I’m looking forward to seeing him at the Midwest Book Awards (sponsored by the Midwest Independent Publishing Association) this Wednesday, May 13th. Hey, Baby, Look! has been named a finalist in three different categories—including for illustration. Fingers crossed. Good luck, Morgan Owens!

“Read Aloud Literacy” Reviews Hey, Baby, Look!

Reviewed by Carol Null for Read Aloud Literacy

This book offers ample opportunities for both interactions and transactions, between the reader, text, and illustrations. The repetitive lead organizes and announces each page, Hey, Baby, Look!…then delivers, with the fluency of rhyme, sentence structure, and with diversity of conventions. This book offers questions, prompts, conversations, and places to pause and think. Each page give you a new reason to revisit this book. Ample samples of sorting, counting, texture, dimension, patterns, color, and science. I appreciate the content vocabulary words like points, float, fins. And the integration of challenges for the reader to find differences, think about their senses, and articulate understanding by answering questions like, “How many are sweet?” or “Which keep you warm?”

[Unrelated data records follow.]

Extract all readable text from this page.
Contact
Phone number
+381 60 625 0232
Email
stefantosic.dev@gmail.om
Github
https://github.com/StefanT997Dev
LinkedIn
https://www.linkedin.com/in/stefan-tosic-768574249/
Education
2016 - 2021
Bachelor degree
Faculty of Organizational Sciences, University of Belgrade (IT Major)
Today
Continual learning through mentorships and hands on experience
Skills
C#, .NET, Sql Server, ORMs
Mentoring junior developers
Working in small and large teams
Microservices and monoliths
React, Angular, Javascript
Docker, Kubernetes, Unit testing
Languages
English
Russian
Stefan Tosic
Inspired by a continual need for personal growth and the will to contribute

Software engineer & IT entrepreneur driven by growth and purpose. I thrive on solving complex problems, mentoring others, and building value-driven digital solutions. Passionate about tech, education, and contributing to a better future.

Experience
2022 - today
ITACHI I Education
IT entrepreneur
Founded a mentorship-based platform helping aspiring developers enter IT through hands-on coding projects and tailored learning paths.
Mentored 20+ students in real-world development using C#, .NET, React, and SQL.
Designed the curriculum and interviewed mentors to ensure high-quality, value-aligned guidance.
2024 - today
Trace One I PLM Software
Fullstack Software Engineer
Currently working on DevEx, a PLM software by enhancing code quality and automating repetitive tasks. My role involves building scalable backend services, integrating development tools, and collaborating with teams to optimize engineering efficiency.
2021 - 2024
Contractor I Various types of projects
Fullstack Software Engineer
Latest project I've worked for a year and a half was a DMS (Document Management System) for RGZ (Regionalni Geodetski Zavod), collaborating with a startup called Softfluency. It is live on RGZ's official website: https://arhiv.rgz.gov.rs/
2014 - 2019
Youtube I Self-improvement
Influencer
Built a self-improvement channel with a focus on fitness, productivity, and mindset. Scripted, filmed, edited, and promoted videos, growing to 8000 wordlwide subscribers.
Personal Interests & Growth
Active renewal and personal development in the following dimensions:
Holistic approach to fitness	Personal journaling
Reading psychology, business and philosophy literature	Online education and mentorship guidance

This illustrations are colorful and clear and the organization and layout of the art and color demonstrates such purpose and respect for those who will be lucky enough to have access to this book. I do not often get to review board books, and this little treasure shows me that a board book can be so much more than a chewable, stain proof, literacy prop for the toddler in your life. Hey, Baby, Look! scaffolds the reader so they can offer a highly engaging, interactive, and literacy rich read aloud.